Posted by Mitchell on March 11, 2002, at 21:28:42
In reply to Re: Andrea knew what she was doing, posted by trouble on March 10, 2002, at 18:09:18
If you are studying criminal law, maybe you can answer this, trouble, and if not, maybe it will provide material for study or contemplation, (and if not that, at least it is another interesting post to read)
The standard of insanity as a criminal defense was first defined in the McNaughton rule, but after the Supremes revisited the matter, there was the Durham rule and then the Brawner and Ali rules. Is Ali the standard Texas courts use? If not, what?
McNaughton was flawed, IMO, in that it presumes humans know right from wrong.

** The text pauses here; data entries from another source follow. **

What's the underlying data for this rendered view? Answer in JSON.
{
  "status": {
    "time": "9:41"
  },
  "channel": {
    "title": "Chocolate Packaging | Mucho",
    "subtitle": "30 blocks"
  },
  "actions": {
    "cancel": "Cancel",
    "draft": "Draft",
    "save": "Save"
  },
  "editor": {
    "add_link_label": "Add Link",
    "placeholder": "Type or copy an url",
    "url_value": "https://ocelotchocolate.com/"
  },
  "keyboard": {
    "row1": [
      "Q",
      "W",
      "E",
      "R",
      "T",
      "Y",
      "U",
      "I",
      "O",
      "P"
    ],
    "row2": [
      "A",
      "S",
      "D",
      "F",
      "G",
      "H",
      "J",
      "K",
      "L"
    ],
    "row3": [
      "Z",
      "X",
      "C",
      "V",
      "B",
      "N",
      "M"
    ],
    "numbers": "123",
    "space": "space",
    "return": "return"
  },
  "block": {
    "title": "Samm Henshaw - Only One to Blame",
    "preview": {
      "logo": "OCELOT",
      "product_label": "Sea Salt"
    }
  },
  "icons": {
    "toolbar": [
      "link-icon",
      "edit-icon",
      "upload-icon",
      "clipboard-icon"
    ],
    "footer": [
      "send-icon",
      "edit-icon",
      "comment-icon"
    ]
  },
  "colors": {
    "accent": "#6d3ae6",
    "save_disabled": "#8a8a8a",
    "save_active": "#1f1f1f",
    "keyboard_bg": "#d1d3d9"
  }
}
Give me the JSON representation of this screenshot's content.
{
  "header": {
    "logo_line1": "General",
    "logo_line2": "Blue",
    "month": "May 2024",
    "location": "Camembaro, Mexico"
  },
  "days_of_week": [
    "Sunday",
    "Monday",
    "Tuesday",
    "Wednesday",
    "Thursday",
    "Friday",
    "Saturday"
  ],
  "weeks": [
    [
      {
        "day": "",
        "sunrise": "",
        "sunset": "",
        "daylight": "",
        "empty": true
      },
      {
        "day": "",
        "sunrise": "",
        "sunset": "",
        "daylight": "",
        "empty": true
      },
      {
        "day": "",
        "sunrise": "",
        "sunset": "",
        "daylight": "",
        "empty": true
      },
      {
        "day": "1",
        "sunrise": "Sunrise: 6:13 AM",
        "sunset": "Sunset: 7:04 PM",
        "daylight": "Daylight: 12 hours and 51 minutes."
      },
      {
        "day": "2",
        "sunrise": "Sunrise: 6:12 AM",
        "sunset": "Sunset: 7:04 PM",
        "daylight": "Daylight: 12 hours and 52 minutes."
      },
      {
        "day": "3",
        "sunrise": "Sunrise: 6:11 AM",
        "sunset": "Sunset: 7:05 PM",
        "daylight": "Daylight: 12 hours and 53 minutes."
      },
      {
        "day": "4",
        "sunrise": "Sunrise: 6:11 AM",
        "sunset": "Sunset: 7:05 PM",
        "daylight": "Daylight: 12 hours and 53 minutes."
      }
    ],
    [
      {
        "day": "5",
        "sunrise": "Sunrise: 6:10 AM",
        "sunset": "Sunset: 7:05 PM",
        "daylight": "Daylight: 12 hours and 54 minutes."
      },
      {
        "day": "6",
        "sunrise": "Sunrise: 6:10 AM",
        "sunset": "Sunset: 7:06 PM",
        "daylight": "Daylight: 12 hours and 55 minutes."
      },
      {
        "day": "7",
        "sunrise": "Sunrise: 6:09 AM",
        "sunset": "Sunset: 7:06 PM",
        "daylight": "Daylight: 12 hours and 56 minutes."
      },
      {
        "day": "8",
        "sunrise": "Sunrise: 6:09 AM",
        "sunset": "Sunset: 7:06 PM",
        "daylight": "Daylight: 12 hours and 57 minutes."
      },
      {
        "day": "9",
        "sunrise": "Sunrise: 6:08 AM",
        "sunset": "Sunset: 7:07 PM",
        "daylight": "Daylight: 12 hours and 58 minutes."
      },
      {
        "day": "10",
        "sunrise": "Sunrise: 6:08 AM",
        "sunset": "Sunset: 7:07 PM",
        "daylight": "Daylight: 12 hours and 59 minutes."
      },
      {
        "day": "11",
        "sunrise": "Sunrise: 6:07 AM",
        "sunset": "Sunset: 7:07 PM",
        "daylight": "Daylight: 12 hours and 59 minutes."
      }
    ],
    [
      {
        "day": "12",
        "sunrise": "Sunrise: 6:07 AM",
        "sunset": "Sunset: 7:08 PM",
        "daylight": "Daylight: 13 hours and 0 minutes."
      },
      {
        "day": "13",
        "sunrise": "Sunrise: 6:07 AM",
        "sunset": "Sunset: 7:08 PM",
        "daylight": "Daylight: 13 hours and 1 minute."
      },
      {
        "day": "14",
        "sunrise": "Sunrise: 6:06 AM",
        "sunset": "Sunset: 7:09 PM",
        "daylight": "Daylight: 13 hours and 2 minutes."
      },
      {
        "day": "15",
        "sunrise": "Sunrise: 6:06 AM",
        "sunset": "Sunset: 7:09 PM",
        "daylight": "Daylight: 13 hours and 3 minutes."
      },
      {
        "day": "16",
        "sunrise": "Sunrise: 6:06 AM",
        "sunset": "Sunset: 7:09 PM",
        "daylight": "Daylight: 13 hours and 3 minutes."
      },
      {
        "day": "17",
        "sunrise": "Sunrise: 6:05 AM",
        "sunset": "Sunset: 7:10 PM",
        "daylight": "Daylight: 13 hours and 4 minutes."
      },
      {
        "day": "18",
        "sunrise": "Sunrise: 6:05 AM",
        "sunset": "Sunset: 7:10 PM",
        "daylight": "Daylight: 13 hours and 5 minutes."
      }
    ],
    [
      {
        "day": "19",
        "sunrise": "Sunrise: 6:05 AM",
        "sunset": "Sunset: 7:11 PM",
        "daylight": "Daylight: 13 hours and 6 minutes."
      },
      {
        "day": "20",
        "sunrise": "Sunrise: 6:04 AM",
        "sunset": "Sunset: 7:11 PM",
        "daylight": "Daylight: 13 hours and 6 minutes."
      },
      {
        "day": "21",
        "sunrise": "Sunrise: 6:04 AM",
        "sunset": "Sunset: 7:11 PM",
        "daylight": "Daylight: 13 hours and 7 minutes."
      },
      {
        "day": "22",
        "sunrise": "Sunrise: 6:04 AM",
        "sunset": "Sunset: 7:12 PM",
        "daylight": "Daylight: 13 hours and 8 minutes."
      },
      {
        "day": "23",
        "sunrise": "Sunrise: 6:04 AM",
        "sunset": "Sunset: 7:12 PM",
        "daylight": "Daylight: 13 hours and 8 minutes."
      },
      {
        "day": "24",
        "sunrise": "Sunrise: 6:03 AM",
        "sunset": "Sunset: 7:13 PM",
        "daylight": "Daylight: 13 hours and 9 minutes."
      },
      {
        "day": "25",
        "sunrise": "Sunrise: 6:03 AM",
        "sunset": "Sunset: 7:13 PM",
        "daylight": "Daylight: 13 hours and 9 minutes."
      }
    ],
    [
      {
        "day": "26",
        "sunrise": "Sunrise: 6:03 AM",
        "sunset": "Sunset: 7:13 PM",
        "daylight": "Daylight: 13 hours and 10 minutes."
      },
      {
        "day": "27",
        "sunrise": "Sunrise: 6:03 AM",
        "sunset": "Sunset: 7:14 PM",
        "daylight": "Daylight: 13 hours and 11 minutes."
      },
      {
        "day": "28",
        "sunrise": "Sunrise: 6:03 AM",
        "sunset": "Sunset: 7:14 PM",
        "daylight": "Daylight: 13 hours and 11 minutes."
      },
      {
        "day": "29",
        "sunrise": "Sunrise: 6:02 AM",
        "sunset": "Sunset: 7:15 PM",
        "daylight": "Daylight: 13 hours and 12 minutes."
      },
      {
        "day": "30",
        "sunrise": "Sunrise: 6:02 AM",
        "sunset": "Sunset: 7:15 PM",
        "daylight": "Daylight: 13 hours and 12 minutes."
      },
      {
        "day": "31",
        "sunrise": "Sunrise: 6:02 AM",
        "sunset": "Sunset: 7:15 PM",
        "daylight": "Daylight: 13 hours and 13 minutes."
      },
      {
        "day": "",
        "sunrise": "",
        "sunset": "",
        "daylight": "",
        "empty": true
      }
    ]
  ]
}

My premise is that humans only relate righteousness and wrongfulness to a context. In the proper context, the most egregious acts can seem right. But the Ali rule tends to avoid that dilemma by saying that a defendant must appreciate the criminality of their acts. In cases where Ali is the precedent, are jurors instructed to equate criminality with wrongfulness? I think so. If it is so, a belief contrary to the prevailing belief of right and wrong would not qualify for the insanity defense. As long as the defendant knows that society, through the laws of the land, prohibited say, killing five of one's own children, then it would not matter what might be the defendant's cosmological idea of right and wrong.
Is this consistent with your knowledge of how Ali, or the insanity defense, is being applied, trouble? Anybody?